“The number of women civil engineers is encouragingly on the rise in India,” says Dr. Aparna (Dey) Ghosh, Associate Professor – Department of Civil Engineering, Bengal Engineering and Science University, Shibpur, Howrah.
Dr. Ghosh entered Jadavpur University to pursue a Bachelor’s degree in Civil Engineering in 1989 and topped with Gold Medal. “I was then very keen to join the industry rather than make a career in academics,” she says. Although she obtained a very good percentile in GATE, Dr. Ghosh joined Development Consultants Pvt. Ltd, a civil consulting firm in Kolkata. She worked under senior engineers in the area of thermal power plants for a year and left to pursue her Master’s in Structural Engineering for the next two years at IIT-Kanpur.

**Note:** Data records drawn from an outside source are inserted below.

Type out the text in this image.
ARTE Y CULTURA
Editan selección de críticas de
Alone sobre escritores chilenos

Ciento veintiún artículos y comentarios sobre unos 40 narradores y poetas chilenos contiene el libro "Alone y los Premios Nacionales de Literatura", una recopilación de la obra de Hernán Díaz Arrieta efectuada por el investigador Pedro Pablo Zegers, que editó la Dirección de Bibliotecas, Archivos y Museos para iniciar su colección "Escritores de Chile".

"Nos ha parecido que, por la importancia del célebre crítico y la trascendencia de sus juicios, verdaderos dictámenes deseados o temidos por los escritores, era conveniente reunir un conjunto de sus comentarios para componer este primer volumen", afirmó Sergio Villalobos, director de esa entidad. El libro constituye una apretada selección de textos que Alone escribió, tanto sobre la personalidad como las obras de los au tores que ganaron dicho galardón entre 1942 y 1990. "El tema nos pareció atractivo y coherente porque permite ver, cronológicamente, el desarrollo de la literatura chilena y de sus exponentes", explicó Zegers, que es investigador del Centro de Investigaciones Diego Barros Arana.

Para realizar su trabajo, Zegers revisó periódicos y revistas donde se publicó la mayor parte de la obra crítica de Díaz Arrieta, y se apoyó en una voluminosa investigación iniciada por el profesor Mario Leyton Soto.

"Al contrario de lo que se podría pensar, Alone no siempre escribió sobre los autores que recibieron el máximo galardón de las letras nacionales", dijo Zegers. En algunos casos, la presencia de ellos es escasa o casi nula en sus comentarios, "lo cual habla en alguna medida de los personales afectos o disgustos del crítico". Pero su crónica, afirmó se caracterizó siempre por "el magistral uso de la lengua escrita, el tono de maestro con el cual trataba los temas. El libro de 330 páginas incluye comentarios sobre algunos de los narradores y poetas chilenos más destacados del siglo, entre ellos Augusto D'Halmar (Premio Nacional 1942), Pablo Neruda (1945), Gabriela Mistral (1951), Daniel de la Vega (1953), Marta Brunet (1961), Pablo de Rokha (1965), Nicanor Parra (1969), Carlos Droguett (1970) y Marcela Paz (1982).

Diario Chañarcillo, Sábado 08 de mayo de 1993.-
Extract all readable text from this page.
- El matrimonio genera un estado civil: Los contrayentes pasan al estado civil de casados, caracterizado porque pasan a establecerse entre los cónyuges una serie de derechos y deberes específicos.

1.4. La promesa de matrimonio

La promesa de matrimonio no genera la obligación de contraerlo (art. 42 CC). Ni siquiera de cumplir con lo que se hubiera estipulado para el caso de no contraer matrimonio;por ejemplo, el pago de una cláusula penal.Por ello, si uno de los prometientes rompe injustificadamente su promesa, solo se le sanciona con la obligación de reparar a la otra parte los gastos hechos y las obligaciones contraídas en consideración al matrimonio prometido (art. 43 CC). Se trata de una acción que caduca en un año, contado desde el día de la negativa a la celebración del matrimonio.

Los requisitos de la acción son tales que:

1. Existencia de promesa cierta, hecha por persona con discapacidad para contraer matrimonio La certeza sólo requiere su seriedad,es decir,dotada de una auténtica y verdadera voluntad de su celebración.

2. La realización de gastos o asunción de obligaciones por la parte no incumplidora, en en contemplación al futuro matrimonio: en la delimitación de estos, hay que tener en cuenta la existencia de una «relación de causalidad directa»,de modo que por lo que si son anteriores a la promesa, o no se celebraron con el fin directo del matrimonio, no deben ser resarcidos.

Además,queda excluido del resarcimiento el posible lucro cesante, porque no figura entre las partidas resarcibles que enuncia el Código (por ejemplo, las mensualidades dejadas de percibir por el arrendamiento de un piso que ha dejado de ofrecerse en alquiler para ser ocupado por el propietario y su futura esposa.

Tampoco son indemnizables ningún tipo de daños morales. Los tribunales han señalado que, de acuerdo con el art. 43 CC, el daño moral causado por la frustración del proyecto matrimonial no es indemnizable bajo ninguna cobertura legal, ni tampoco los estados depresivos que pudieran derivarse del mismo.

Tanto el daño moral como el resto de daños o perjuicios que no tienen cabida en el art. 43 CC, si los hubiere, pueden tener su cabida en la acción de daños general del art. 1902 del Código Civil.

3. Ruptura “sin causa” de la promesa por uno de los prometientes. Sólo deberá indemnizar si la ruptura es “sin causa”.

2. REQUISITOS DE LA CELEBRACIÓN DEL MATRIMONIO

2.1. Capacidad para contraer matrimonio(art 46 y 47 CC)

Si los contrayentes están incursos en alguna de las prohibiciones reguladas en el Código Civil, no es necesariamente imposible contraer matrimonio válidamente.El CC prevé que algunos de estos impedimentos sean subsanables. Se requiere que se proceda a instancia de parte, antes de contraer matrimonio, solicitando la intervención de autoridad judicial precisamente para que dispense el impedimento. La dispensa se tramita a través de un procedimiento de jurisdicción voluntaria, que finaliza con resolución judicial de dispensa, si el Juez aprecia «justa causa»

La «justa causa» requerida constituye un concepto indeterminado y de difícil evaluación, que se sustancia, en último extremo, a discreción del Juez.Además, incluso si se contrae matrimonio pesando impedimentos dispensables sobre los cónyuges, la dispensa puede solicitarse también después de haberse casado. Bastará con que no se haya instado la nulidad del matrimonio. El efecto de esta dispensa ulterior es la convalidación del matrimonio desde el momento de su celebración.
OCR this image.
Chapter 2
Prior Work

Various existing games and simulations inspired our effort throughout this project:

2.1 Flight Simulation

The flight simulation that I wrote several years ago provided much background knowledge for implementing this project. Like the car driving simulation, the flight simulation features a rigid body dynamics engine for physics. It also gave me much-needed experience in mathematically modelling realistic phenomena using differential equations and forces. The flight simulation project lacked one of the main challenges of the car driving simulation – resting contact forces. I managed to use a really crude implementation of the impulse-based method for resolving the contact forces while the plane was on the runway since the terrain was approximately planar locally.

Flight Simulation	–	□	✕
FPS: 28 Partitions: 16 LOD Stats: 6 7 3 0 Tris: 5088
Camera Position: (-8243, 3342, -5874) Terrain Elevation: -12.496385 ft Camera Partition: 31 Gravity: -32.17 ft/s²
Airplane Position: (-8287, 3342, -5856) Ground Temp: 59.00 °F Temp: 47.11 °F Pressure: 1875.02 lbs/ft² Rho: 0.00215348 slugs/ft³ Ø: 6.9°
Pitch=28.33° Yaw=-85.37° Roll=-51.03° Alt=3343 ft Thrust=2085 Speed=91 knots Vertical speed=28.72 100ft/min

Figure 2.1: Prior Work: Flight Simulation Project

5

Later, Dr. Ghosh joined M.N. Dastur and Co. where she gained experience in steel design and fabrication for four years. “However, I wanted to pursue research as well and finally left Dastur and Co. and took up a full-time research position at my alma mater, Jadavpur University, as a Senior Research Fellow,” she explains.
Dr. Ghosh worked on liquid dampers for aseismic design of structures and in 2003 she joined the erstwhile Bengal Engineering College, Shibpur, as a Lecturer and is currently Associate Professor. She obtained her Ph.D. in 2004. “My areas of interest include vibration control of structures, structural dynamics and seismic design of structures,” she notes.
On the role of women civil engineers in India, Dr. Ghosh says, “Earlier, there was this notion that when you see two distant objects in an expanse of green under a shimmering noonday sun, one is a cow and the other, in all probability, is a civil engineer! Now people have come to realise that there is a stunning versatility in this particular engineering discipline, which has been truly called the mother of all engineering.”
Women civil engineers in industry have good job options in design firms and in project management. Long-term site jobs are less appealing chiefly because they are physically more taxing and the living conditions may not be very suitable. However, the occasional site visit should present no problems and should be availed of to expand the engineer’s practical understanding of the subject. The popular Structural Engineering discipline presents research choices in earthquake and wind engineering, composite materials, uncertainty and reliability analysis, high performance steel and concrete etc.
Environmental engineering, water resources engineering, geotechnical engineering and transportation engineering are the other major civil engineering specialisations for women engineers, Dr. Ghosh concludes.